Here we have taken stride as 2, while pooling size also as 2. The max-pooling operation is applied to each depth dimension of the convolved output. As you can see, the 4x4 convolved output has become 2x2 after the max-pooling operation.

Let’s see how max-pooling looks on a real image.

In the above image, we have taken a convoluted image and applied max pooling on it which resulted in still retaining the image information that is a car but if we closely observe the dimensions of the image are reduced to half which basically means we can reduce the parameters to a great number.

There are other forms of pooling like average pooling, and L2 norm pooling.

Output dimensions

It is tricky at times to understand the input and output dimensions at the end of each convolution layer. For this, we will use three hyperparameters that would control the size of the output volume.

No. of Filter: The depth of the output volume will be equal to the number of filters applied. The depth of the activation map will be equal to the number of filters.
Stride: When we have a stride of one we move across and down a single pixel. With higher stride values, we move a large number of pixels at a time and hence produce smaller output volumes.
Zero padding: This helps us to preserve the size of the input image. If a single zero padding is added, a single stride filter movement would retain the size of the original image.

We can apply a simple formula to calculate the output dimensions.

The spatial size of the output image can be calculated as:

([W-F+2P]/S)+1

Where:  W: Input volume size
        F: Size of the filter
        P: Number of padding applied
        S: Number of strides.

where W is the input volume size, F is the size of the filter, P is the number of padding applied S is the number of strides.

Let us take an example of an input image of size 64x64x3, we apply 10 filters of size 3x3, with a single stride and no zero padding.

Here W=64, F=3, P=0 and S=1. The output depth will be equal to the number of filters applied i.e. 10.

The size of the output volume will be ([64–3+0]/1)+1 = 62. Therefore the output volume will be 62x62x10.

The Output layer

With a number of layers of convolution and padding, we need the output in the form of a class.
To generate the final output we need to apply a fully connected layer to generate an output equal to the number of classes we need.
Convolution layers generate 3D activation maps while we just need the output as to whether or not an image belongs to a particular class.
The Output layer has a loss function like categorical cross-entropy, to compute the error in prediction.
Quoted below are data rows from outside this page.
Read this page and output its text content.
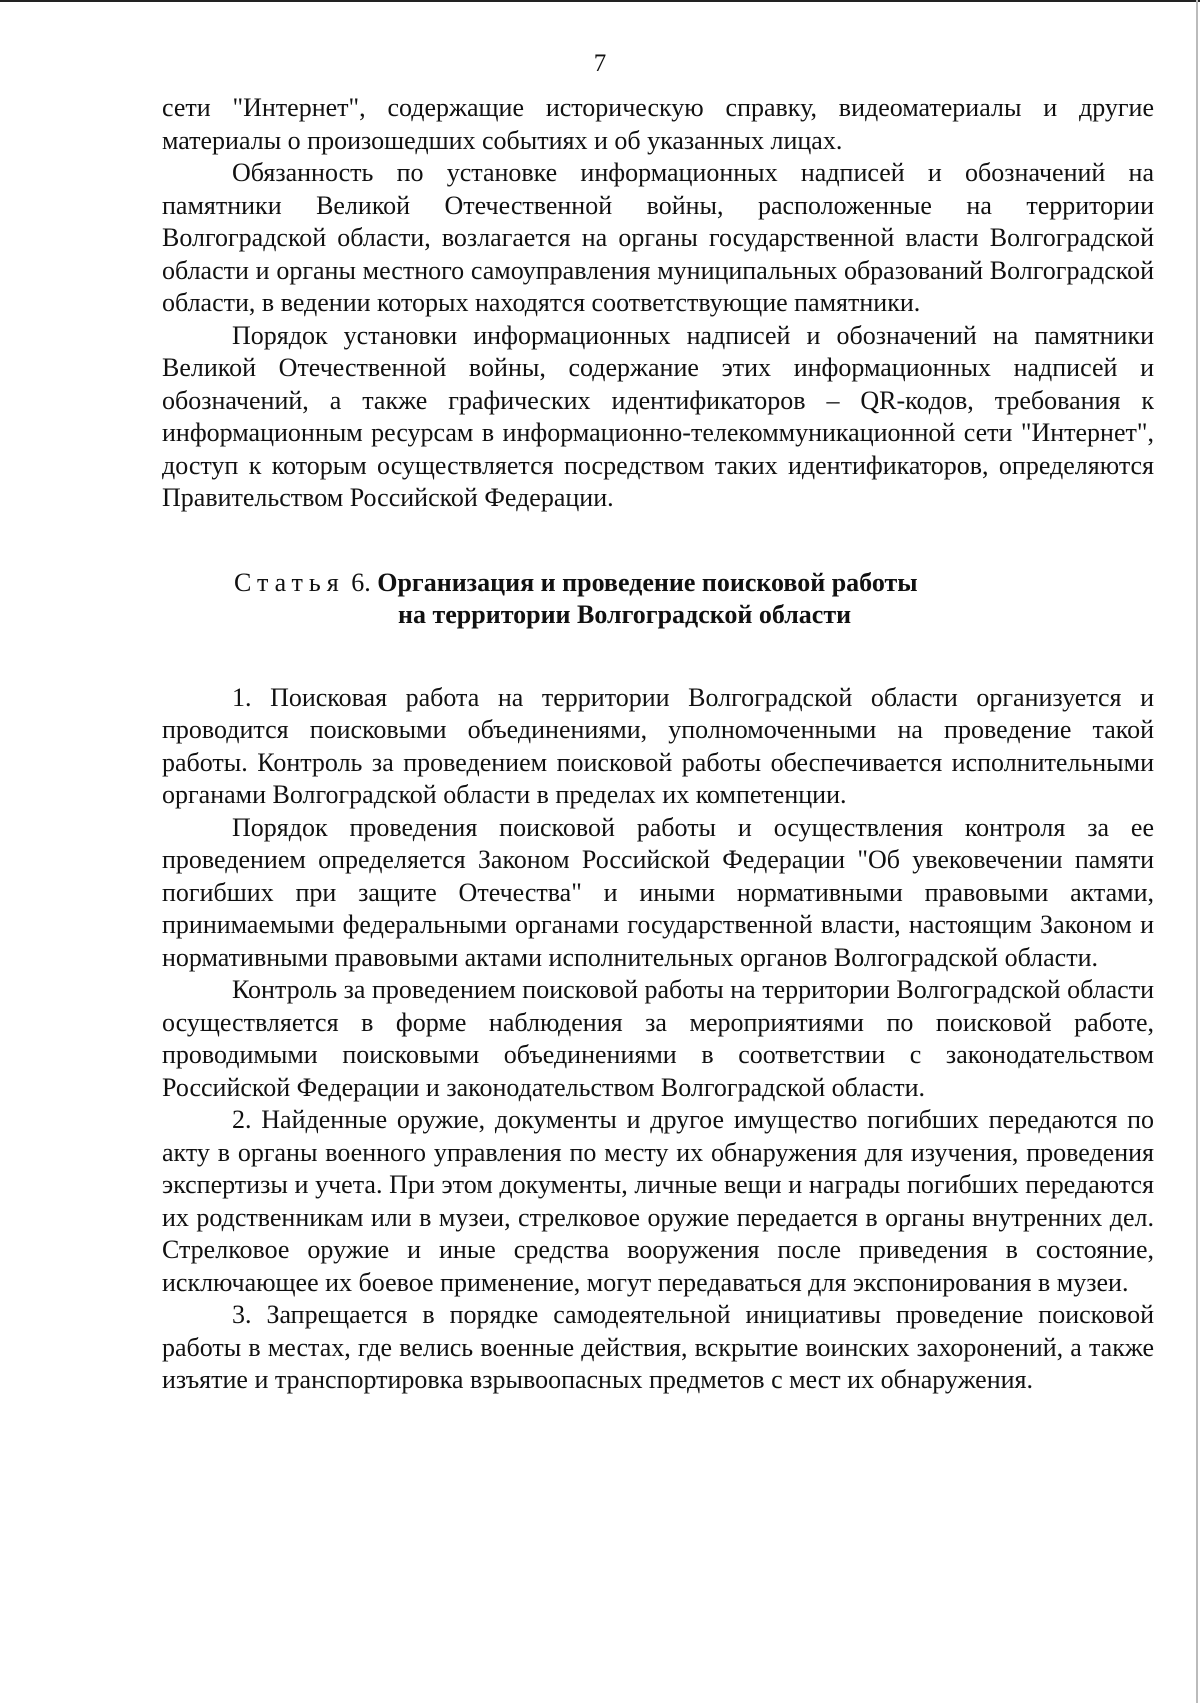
7

сети "Интернет", содержащие историческую справку, видеоматериалы и другие материалы о произошедших событиях и об указанных лицах.

Обязанность по установке информационных надписей и обозначений на памятники Великой Отечественной войны, расположенные на территории Волгоградской области, возлагается на органы государственной власти Волгоградской области и органы местного самоуправления муниципальных образований Волгоградской области, в ведении которых находятся соответствующие памятники.

Порядок установки информационных надписей и обозначений на памятники Великой Отечественной войны, содержание этих информационных надписей и обозначений, а также графических идентификаторов – QR-кодов, требования к информационным ресурсам в информационно-телекоммуникационной сети "Интернет", доступ к которым осуществляется посредством таких идентификаторов, определяются Правительством Российской Федерации.

Статья 6. Организация и проведение поисковой работы
на территории Волгоградской области

1. Поисковая работа на территории Волгоградской области организуется и проводится поисковыми объединениями, уполномоченными на проведение такой работы. Контроль за проведением поисковой работы обеспечивается исполнительными органами Волгоградской области в пределах их компетенции.

Порядок проведения поисковой работы и осуществления контроля за ее проведением определяется Законом Российской Федерации "Об увековечении памяти погибших при защите Отечества" и иными нормативными правовыми актами, принимаемыми федеральными органами государственной власти, настоящим Законом и нормативными правовыми актами исполнительных органов Волгоградской области.

Контроль за проведением поисковой работы на территории Волгоградской области осуществляется в форме наблюдения за мероприятиями по поисковой работе, проводимыми поисковыми объединениями в соответствии с законодательством Российской Федерации и законодательством Волгоградской области.

2. Найденные оружие, документы и другое имущество погибших передаются по акту в органы военного управления по месту их обнаружения для изучения, проведения экспертизы и учета. При этом документы, личные вещи и награды погибших передаются их родственникам или в музеи, стрелковое оружие передается в органы внутренних дел. Стрелковое оружие и иные средства вооружения после приведения в состояние, исключающее их боевое применение, могут передаваться для экспонирования в музеи.

3. Запрещается в порядке самодеятельной инициативы проведение поисковой работы в местах, где велись военные действия, вскрытие воинских захоронений, а также изъятие и транспортировка взрывоопасных предметов с мест их обнаружения.
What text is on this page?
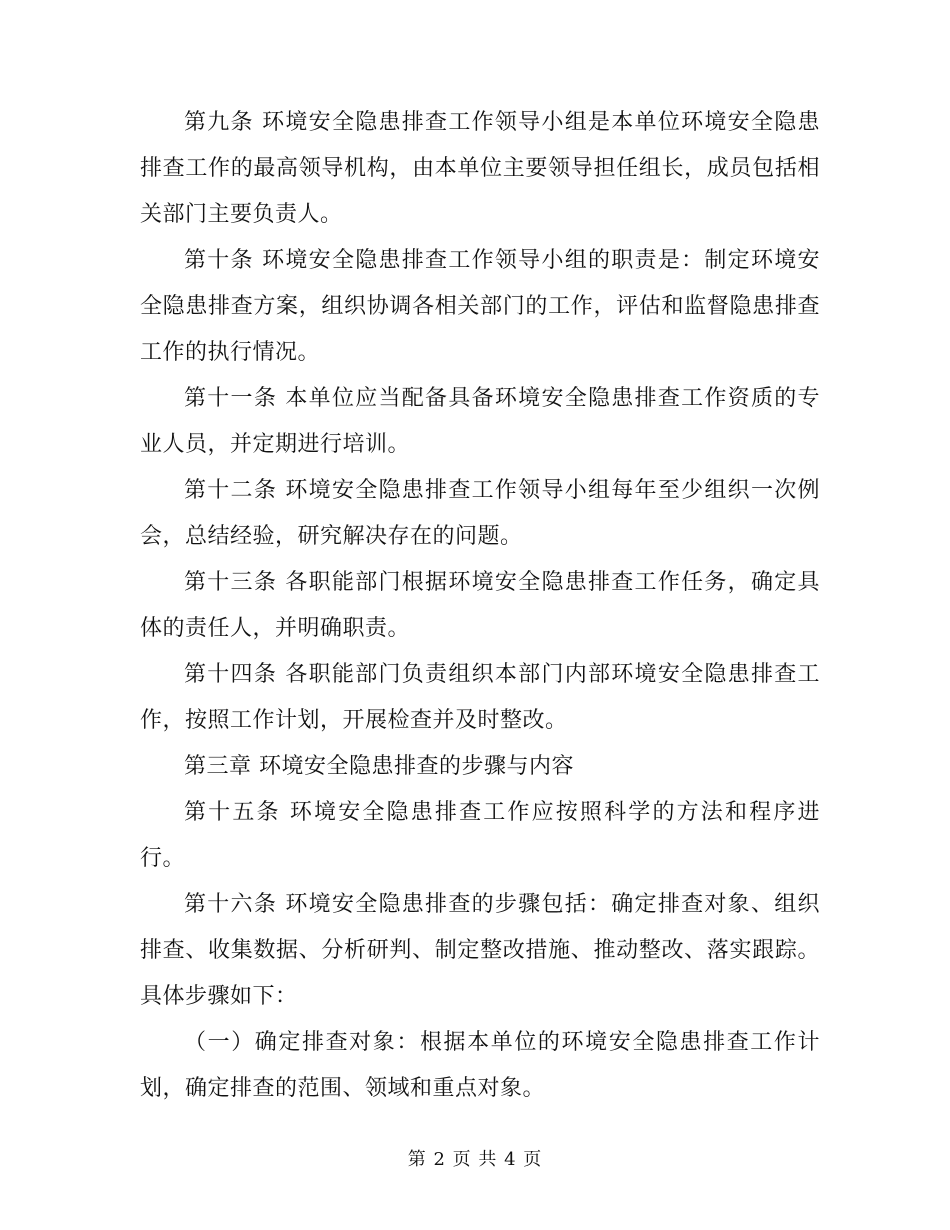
第九条 环境安全隐患排查工作领导小组是本单位环境安全隐患排查工作的最高领导机构，由本单位主要领导担任组长，成员包括相关部门主要负责人。

第十条 环境安全隐患排查工作领导小组的职责是：制定环境安全隐患排查方案，组织协调各相关部门的工作，评估和监督隐患排查工作的执行情况。

第十一条 本单位应当配备具备环境安全隐患排查工作资质的专业人员，并定期进行培训。

第十二条 环境安全隐患排查工作领导小组每年至少组织一次例会，总结经验，研究解决存在的问题。

第十三条 各职能部门根据环境安全隐患排查工作任务，确定具体的责任人，并明确职责。

第十四条 各职能部门负责组织本部门内部环境安全隐患排查工作，按照工作计划，开展检查并及时整改。

第三章 环境安全隐患排查的步骤与内容

第十五条 环境安全隐患排查工作应按照科学的方法和程序进行。

第十六条 环境安全隐患排查的步骤包括：确定排查对象、组织排查、收集数据、分析研判、制定整改措施、推动整改、落实跟踪。具体步骤如下：

（一）确定排查对象：根据本单位的环境安全隐患排查工作计划，确定排查的范围、领域和重点对象。

第 2 页 共 4 页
Once the forward pass is complete the backpropagation begins to update the weight and biases for error and loss reduction.

Summary:

Pass an input image to the first convolutional layer. The convoluted output is obtained as an activation map. The filters applied in the convolution layer extract relevant features from the input image to pass further.
Each filter shall give a different feature to aid the correct class prediction. In case we need to retain the size of the image, we use the same padding(zero padding), otherwise valid padding is used since it helps to reduce the number of features.
Pooling layers are then added to further reduce the number of parameters
Several convolution and pooling layers are added before the prediction is made. Convolutional layer help in extracting features. As we go deeper into the network more specific features are extracted as compared to a shallow network where the features extracted are more generic.
The output layer in a CNN as mentioned previously is a fully connected layer, where the input from the other layers is flattened and sent so as the transform the output into the number of classes as desired by the network.
The output is then generated through the output layer and is compared to the output layer for error generation. A loss function is defined in the fully connected output layer to compute the mean square loss. The gradient of error is then calculated.
The error is then backpropagated to update the filter(weights) and bias values.
One training cycle is completed in a single forward and backward pass.